Cuando se filtraba de nuevo en su propio cuerpo, traía consigo una infinidad de
impresiones que acomodaba en su espíritu, para analizarlas después. Poco a poco
se iba incorporando tal como lo hacen las mariposas recien nacidas al salir de su dura y
frágil armadura. Algunas veces se daba cuenta de que algunos distraídos le
habían dejado unas monedas a sus pies, entonces las cogía y con mucho cuidado
se las entregaba al ser abandonado que hacía unas horas había sido objeto
de su análisis místico. Luego, Vicente se iba a su casa y no salía por varios
días, incluso semanas. Trabajaba en su pequeño estudio, tenía sus cuadernitos
de pasta dura acomodados por fechas en su estantería, además había todo un
tratado de los sentimientos humanos elaborado por el mismo, las obras completas
de Freud y la biblia. Era muy paciente y escribía con excesivo cuidado, su
lentitud no era tanto por cautela sino
porque destilaba las historias de una forma sosegada y esporádica. Un día salió
de nuevo a la calle urgido de una sensación especial que le permitiera escribir
algo asombroso e impactante pero todos los desvalidos que encontraban en su
camino no le servían para el fin que perseguía. De pronto sintió que se alejaba
de su barrio y que un efecto de telequinesis lo conducía hacia algún lugar, se
dejó llevar y poco a poco fue distinguiendo al ser que lo arrastraba. Era una
mujer joven pero con una vida trágica, tal vez la más trágica que conocía él
hasta ese momento. Voló a su encuentro, incluso comenzó su viaje astral de
forma anticipada para mezclarse con el alma de la mujer antes de verla.
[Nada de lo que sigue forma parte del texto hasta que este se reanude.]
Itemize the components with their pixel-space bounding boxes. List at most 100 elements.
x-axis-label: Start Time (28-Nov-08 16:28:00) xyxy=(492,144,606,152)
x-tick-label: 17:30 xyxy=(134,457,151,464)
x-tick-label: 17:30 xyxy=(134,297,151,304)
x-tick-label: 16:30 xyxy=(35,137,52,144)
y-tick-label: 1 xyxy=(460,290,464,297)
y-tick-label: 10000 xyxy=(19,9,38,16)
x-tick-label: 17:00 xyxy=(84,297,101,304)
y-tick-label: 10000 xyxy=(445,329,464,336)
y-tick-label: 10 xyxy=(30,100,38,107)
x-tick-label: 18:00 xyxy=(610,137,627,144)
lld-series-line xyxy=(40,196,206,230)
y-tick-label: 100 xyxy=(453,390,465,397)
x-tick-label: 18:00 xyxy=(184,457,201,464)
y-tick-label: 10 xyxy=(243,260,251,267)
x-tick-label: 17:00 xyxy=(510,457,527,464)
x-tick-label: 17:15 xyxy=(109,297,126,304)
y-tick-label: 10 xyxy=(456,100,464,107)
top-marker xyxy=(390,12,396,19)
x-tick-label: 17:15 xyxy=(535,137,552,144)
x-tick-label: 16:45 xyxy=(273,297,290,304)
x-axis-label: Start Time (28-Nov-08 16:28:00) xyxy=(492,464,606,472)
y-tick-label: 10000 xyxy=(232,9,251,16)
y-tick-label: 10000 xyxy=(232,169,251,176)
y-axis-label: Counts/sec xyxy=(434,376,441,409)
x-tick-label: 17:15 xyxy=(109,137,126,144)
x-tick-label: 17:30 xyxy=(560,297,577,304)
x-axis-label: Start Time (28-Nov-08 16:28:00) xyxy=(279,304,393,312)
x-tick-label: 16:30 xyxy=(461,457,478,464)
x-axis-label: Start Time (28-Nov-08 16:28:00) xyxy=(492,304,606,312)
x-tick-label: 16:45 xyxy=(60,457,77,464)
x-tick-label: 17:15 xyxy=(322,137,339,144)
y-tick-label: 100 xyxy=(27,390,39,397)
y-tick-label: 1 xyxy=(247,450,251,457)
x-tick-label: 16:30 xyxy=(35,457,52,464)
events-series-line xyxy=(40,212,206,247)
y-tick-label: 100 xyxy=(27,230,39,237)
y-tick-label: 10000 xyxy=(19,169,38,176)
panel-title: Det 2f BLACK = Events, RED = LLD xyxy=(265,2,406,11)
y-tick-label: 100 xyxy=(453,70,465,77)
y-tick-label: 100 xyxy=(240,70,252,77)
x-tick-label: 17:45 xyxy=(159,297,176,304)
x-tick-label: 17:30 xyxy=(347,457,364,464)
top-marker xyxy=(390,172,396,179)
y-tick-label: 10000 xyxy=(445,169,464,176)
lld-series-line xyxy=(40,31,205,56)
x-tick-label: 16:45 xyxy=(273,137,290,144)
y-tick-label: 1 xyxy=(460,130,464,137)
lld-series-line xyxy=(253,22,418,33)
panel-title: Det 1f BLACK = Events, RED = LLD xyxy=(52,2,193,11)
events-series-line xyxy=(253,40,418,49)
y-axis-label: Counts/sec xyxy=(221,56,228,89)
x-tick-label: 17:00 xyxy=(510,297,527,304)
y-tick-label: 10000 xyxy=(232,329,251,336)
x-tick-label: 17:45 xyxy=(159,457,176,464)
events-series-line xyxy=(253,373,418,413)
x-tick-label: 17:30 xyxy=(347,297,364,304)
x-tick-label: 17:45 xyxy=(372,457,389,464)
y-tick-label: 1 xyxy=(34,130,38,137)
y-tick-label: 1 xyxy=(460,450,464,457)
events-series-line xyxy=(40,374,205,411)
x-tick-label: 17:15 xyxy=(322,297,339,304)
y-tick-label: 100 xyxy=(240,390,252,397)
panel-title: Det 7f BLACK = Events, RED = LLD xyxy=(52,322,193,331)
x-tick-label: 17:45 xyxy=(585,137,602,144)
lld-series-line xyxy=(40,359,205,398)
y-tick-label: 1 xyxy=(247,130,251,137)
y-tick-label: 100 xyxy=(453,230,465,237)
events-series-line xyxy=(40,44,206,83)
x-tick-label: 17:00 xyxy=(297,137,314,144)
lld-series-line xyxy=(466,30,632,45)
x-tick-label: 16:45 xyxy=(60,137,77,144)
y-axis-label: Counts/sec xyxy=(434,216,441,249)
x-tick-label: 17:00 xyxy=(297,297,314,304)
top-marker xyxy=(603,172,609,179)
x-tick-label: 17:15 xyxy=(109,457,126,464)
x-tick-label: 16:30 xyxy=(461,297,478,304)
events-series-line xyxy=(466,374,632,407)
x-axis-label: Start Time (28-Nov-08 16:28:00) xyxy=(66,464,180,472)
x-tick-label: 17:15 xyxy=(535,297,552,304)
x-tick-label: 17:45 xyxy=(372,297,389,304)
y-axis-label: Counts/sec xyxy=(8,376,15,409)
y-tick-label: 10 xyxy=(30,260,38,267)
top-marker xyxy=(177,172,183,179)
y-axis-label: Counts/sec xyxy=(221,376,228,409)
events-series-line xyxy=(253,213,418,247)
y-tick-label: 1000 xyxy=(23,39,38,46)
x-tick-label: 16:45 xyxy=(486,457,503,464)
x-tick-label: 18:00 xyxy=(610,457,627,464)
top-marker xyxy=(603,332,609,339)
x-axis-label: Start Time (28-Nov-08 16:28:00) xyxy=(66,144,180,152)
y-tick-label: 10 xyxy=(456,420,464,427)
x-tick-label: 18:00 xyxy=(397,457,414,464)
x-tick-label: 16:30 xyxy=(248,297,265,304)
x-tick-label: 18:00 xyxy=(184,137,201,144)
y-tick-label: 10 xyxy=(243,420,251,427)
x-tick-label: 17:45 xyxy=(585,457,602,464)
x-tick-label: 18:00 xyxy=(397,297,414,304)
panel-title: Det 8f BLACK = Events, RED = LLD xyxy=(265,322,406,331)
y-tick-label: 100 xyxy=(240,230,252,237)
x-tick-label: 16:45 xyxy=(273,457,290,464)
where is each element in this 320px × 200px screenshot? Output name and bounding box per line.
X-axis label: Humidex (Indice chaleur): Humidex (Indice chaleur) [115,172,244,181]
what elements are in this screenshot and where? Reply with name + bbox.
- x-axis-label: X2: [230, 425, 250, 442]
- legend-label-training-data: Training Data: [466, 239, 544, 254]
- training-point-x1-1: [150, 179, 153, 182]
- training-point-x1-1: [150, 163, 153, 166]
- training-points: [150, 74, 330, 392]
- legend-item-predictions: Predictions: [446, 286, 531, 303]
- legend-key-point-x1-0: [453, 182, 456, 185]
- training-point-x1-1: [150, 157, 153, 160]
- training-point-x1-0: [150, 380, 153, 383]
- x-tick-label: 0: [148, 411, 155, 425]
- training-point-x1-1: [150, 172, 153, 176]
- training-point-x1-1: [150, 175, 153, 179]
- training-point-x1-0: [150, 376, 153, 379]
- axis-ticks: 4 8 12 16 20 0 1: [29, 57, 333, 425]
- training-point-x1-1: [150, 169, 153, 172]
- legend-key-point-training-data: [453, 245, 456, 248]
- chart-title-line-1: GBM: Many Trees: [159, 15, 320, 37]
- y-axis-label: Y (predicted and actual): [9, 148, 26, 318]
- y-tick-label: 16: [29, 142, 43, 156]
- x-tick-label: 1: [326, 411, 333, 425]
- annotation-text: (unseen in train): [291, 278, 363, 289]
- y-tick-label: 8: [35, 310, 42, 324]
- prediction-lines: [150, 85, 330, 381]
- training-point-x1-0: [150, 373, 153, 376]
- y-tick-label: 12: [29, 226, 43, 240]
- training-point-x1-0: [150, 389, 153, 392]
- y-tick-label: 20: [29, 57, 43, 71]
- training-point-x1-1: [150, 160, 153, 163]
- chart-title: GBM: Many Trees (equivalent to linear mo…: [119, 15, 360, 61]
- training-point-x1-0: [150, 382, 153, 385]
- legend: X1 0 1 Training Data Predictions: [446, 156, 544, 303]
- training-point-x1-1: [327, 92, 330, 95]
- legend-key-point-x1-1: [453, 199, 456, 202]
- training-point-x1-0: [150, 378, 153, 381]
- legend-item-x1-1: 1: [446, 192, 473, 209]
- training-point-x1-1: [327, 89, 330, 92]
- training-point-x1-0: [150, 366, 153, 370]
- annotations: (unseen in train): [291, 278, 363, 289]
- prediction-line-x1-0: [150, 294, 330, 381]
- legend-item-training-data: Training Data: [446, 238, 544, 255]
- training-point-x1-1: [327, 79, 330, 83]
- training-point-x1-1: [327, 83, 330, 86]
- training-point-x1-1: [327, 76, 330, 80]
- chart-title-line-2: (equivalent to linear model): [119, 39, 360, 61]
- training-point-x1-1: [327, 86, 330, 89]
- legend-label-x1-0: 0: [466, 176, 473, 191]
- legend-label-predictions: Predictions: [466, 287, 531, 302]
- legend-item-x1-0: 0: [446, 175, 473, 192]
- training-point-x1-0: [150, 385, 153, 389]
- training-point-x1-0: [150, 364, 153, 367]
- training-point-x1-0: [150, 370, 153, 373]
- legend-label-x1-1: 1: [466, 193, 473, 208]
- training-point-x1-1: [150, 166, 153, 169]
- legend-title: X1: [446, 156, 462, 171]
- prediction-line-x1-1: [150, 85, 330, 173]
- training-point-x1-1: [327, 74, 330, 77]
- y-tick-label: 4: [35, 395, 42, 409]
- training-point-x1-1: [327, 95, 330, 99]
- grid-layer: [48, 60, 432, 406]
Así
fue, cuando el cuerpo de Vicente llegó hasta donde estaba la joven, él ya
tomaba notas de los sufrimientos de ese espíritu maltratado y oprimido. Así
permaneció sentado al lado de la mujer marchita. Pasaron las horas, luego los
días, después las semanas. Tenía a sus pies, acumuladas, varias pilas de
monedas acomodadas escrupulosamente, a su lado la mujer dormía un sueño
profundo del que de vez en cuando salía para exhalar un hálito de alma.
Vicente
parecía una de esas estatuas vivientes que abundan en los parques y plazas de
las grandes metrópolis. Al pasar a su lado algunas personas lo reconocían y le
dejaban de manera simbólica una moneda. Cuando alguien preocupado preguntaba si estaba bien que el escribiente permaneciera
allí tanto tiempo, la respuesta era que no había motivo de preocupación, que
seguramente esta vez sí crearía un personaje de la talla de Madame Bovary pobre,
o una mísera Anna Karenina, o la menesterosa Lady Chatterley, o algo aun más
trascendental, quizá. Pasó mucho tiempo
y Vicente se integró al hormigón de la acera y quedó incrustado en el muro en el que se recargaba. La mujer hacía tiempo que había desaparecido.